B. Damages, costs and expenses
- The
applicant claimed 111,753.83 Polish zlotys (PLN) in respect of
pecuniary damage and PLN 50,000 in respect of non-pecuniary
damage. The applicant argued that the former amount corresponded to
the part of his pension which had not been paid to him after the
Social Insurance Authority had stayed payments in 1966 on account of
his failure to undergo an additional medical examination (see
paragraph 7 above).
He
further claimed PLN 3,000 for the costs and expenses incurred
before the Court.
- The
Government considered that the claims for damages were excessive and
as such should be rejected. They further argued that the applicant
had not submitted any evidence to the effect that the costs which he
claimed had actually been borne by him.
- The
Court does not discern any causal link between the violation found
and the pecuniary damage alleged; it therefore rejects this claim. On
the other hand, it awards the applicant 5,460 euros (EUR) in respect
of non pecuniary damage.
- The
Court notes that the applicant, who was granted legal aid for the
purpose of the proceedings before the Court, has not submitted any
proof that he incurred any expense over and above the amount of
EUR 850 which he received in legal aid.
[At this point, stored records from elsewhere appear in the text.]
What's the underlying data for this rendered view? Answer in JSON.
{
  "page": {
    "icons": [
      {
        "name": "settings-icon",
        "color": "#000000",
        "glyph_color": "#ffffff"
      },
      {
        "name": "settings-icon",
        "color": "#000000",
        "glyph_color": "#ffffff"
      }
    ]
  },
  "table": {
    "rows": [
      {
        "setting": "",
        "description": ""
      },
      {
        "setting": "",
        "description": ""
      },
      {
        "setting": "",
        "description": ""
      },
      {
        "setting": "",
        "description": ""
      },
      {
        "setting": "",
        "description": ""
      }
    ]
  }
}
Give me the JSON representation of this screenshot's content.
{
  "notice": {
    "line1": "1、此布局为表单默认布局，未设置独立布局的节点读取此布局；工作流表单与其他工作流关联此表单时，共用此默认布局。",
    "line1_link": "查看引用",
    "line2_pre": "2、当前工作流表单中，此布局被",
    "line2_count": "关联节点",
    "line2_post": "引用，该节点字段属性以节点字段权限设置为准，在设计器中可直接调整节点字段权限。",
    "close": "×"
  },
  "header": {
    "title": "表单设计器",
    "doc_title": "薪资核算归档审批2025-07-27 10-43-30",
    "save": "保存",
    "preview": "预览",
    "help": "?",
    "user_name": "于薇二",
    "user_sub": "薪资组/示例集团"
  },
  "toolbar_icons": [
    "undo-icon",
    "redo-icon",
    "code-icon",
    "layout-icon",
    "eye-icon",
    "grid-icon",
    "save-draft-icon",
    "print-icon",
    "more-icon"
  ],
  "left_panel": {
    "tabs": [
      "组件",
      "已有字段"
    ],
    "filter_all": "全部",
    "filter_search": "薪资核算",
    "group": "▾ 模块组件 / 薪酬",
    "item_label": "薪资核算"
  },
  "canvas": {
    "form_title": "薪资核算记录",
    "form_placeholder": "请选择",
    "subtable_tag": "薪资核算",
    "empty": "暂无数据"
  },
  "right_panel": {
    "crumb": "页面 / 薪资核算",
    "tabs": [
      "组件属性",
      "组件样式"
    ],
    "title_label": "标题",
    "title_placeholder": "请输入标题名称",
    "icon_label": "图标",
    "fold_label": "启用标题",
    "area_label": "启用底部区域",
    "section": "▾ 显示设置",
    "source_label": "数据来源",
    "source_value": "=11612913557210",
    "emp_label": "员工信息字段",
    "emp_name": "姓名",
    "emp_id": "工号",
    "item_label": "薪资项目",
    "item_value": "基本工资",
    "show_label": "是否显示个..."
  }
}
There is therefore no
call to make any award under this head.
B. Default interest
- The
Court considers it appropriate that the default interest should be
based on the marginal lending rate of the European Central Bank, to
which should be added three percentage points.
FOR THESE REASONS, THE COURT UNANIMOUSLY
- Declares the application admissible;
- Holds that there has been a violation of Article
6 § 1 of the Convention;
- Holds that there has been a violation of Article
1 of Protocol No. 1 to the Convention;
- Holds
(a) that
the respondent State is to pay the applicant, within three months
from the date on which the judgment becomes final in accordance with
Article 44 § 2 of the Convention, EUR 5,460
(five thousand four hundred and sixty euros) in respect of
non-pecuniary damage to be converted into Polish zlotys at the rate
applicable at the date of settlement, plus any tax that may be
chargeable on that amount;
(b) that
from the expiry of the above mentioned three months until
settlement simple interest shall be payable on the above amount at a
rate equal to the marginal lending rate of the European Central Bank
during the default period plus three percentage points;
- Dismisses the remainder of the applicant's claim
for just satisfaction.
Done in English, and notified in writing on 4 November 2008,
pursuant to Rule 77 §§ 2 and 3 of the Rules of Court.